Asked by Anonymous at 5:26 PM on Jan. 23, 2009 in Relationships

Answers (8)
  • Don't let him off the hook....let yourself off the hook.
    EireLass

    Answer by EireLass at 5:28 PM on Jan. 23, 2009

  • This is a situation where you need to talk with him. If he's happy then let it go. He wouldn't be there if he didn't want to be there.
    admckenzie

    Answer by admckenzie at 5:37 PM on Jan. 23, 2009

  • i'm in same boat as you wth is wrong with these men we give and give just to sit in the back burner. i have two kids that aren't his one daughter with him and one on the way. i am always the one looking for him babying him and bending over backwards for him. but when i need a hug or an i love you i can forget about it. if i don't look for sex i wont get it if i don't talk he'll walk right by me and not say shit until i "GET OVER IT" i feel the same way should i leave or stay but then i think wow 4 kids i haven't worked for years wth am i going to do. so i guess i put up with it. I'm not telling you to put up with it but if i were smarter i would'nt of gotten pregnant again.i get weak when he's nice then he turns into a stranger and i'm lost all over again.
    Anonymous

    Answer by Anonymous at 6:29 PM on Jan. 23, 2009

  • Some people dont like to express emotion. Just let him know how you are feeling and tell him you would appreciate him initiating the I love yous sometimes. Make sure you feel he is being totally honest with you. If he says he loves you and does not feel like he is settling and you 100% believe that is true then I would stay. If you dont believe him let him know that you do not want him to feel like you are holding him back.
    LovinEveryDay

    Answer by LovinEveryDay at 7:02 PM on Jan. 23, 2009

  • I know it is too late now....but it seems I've seen a pattern in relationships where couples have kids without being married. I have a good friend where the same thing happened. Lived together, had a kid but still no proposal. She finally got tired of feeling neglected and left him to move out of state with the child. He couldn't bear it and begged her to marry him, which she did. (Ironically, 10 years later she is divorcing him because he reverted back to being a jerk after they married).
    kathyartist2007

    Answer by kathyartist2007 at 7:05 PM on Jan. 23, 2009

  • sit down and talk with him about how you feel. he may be under some stress or hes got cold feet. dont worry. it could be nothing cept a little bit off awkwardness. just sit and have an adult convo with him and let him talk and tell him what you think. then after that its up to you.
    xhellxfirex495

    Answer by xhellxfirex495 at 7:10 PM on Jan. 23, 2009

  • You need to sit down and talk about it. You need to tell him you need to know where things stand and if he is no longer comitted to you then you need to call it quits.

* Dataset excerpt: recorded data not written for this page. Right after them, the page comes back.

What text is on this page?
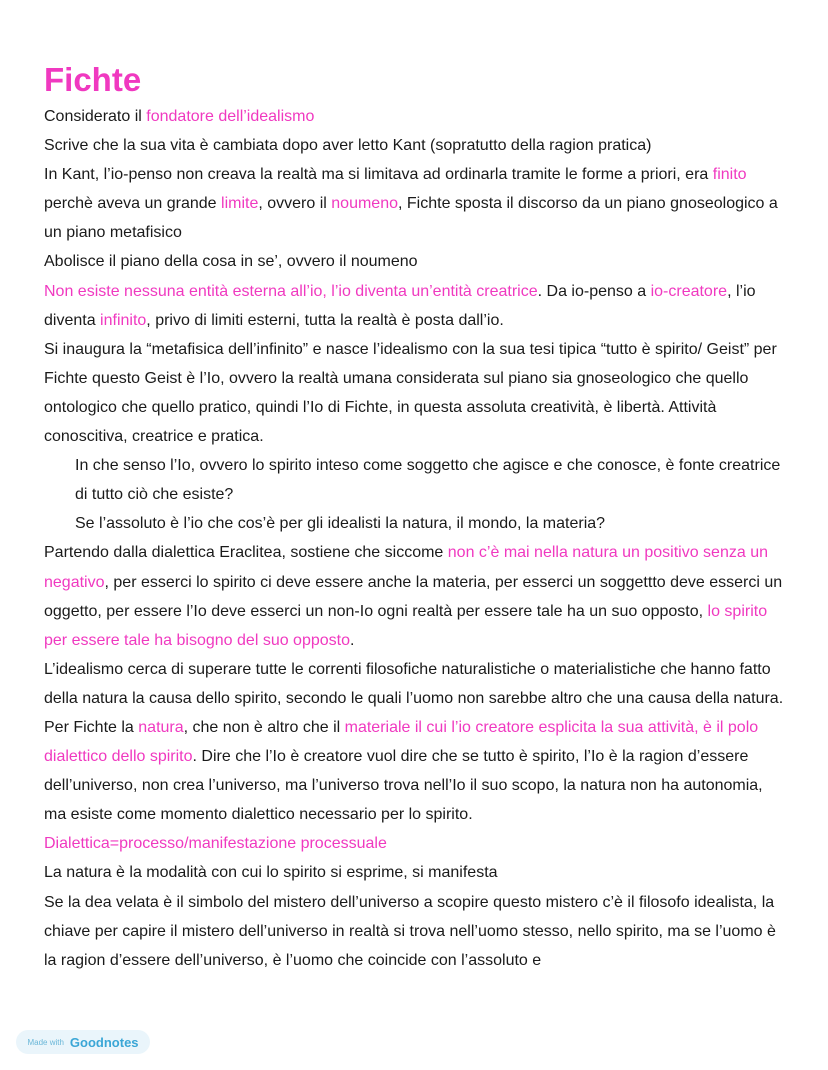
Fichte

Considerato il fondatore dell’idealismo

Scrive che la sua vita è cambiata dopo aver letto Kant (sopratutto della ragion pratica)

In Kant, l’io-penso non creava la realtà ma si limitava ad ordinarla tramite le forme a priori, era finito perchè aveva un grande limite, ovvero il noumeno, Fichte sposta il discorso da un piano gnoseologico a un piano metafisico

Abolisce il piano della cosa in se’, ovvero il noumeno

Non esiste nessuna entità esterna all’io, l’io diventa un’entità creatrice. Da io-penso a io-creatore, l’io diventa infinito, privo di limiti esterni, tutta la realtà è posta dall’io.

Si inaugura la “metafisica dell’infinito” e nasce l’idealismo con la sua tesi tipica “tutto è spirito/ Geist” per Fichte questo Geist è l’Io, ovvero la realtà umana considerata sul piano sia gnoseologico che quello ontologico che quello pratico, quindi l’Io di Fichte, in questa assoluta creatività, è libertà. Attività conoscitiva, creatrice e pratica.

In che senso l’Io, ovvero lo spirito inteso come soggetto che agisce e che conosce, è fonte creatrice di tutto ciò che esiste?

Se l’assoluto è l’io che cos’è per gli idealisti la natura, il mondo, la materia?

Partendo dalla dialettica Eraclitea, sostiene che siccome non c’è mai nella natura un positivo senza un negativo, per esserci lo spirito ci deve essere anche la materia, per esserci un soggettto deve esserci un oggetto, per essere l’Io deve esserci un non-Io ogni realtà per essere tale ha un suo opposto, lo spirito per essere tale ha bisogno del suo opposto.

L’idealismo cerca di superare tutte le correnti filosofiche naturalistiche o materialistiche che hanno fatto della natura la causa dello spirito, secondo le quali l’uomo non sarebbe altro che una causa della natura. Per Fichte la natura, che non è altro che il materiale il cui l’io creatore esplicita la sua attività, è il polo dialettico dello spirito. Dire che l’Io è creatore vuol dire che se tutto è spirito, l’Io è la ragion d’essere dell’universo, non crea l’universo, ma l’universo trova nell’Io il suo scopo, la natura non ha autonomia, ma esiste come momento dialettico necessario per lo spirito.

Dialettica=processo/manifestazione processuale

La natura è la modalità con cui lo spirito si esprime, si manifesta

Se la dea velata è il simbolo del mistero dell’universo a scopire questo mistero c’è il filosofo idealista, la chiave per capire il mistero dell’universo in realtà si trova nell’uomo stesso, nello spirito, ma se l’uomo è la ragion d’essere dell’universo, è l’uomo che coincide con l’assoluto e

Made with Goodnotes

    When I first met my DH and we were together he found it hard to express his feelings even though he felt them. We talked about it and I told him I need to hear it just showing me wasn't enough. I knew he loved me but after a bad previous marriage I guess i just needed that reassurance in words. As he started saying it, It became easier and easier for him. Now after 15 years I can't shut him up...lol.
    debj49

    Answer by debj49 at 7:42 PM on Jan. 23, 2009

  • Sounds like you and boyfriend need to have a serious talk,and if he don't want to committ you have to ask yourself  if your satisfied with what he wants and what you want.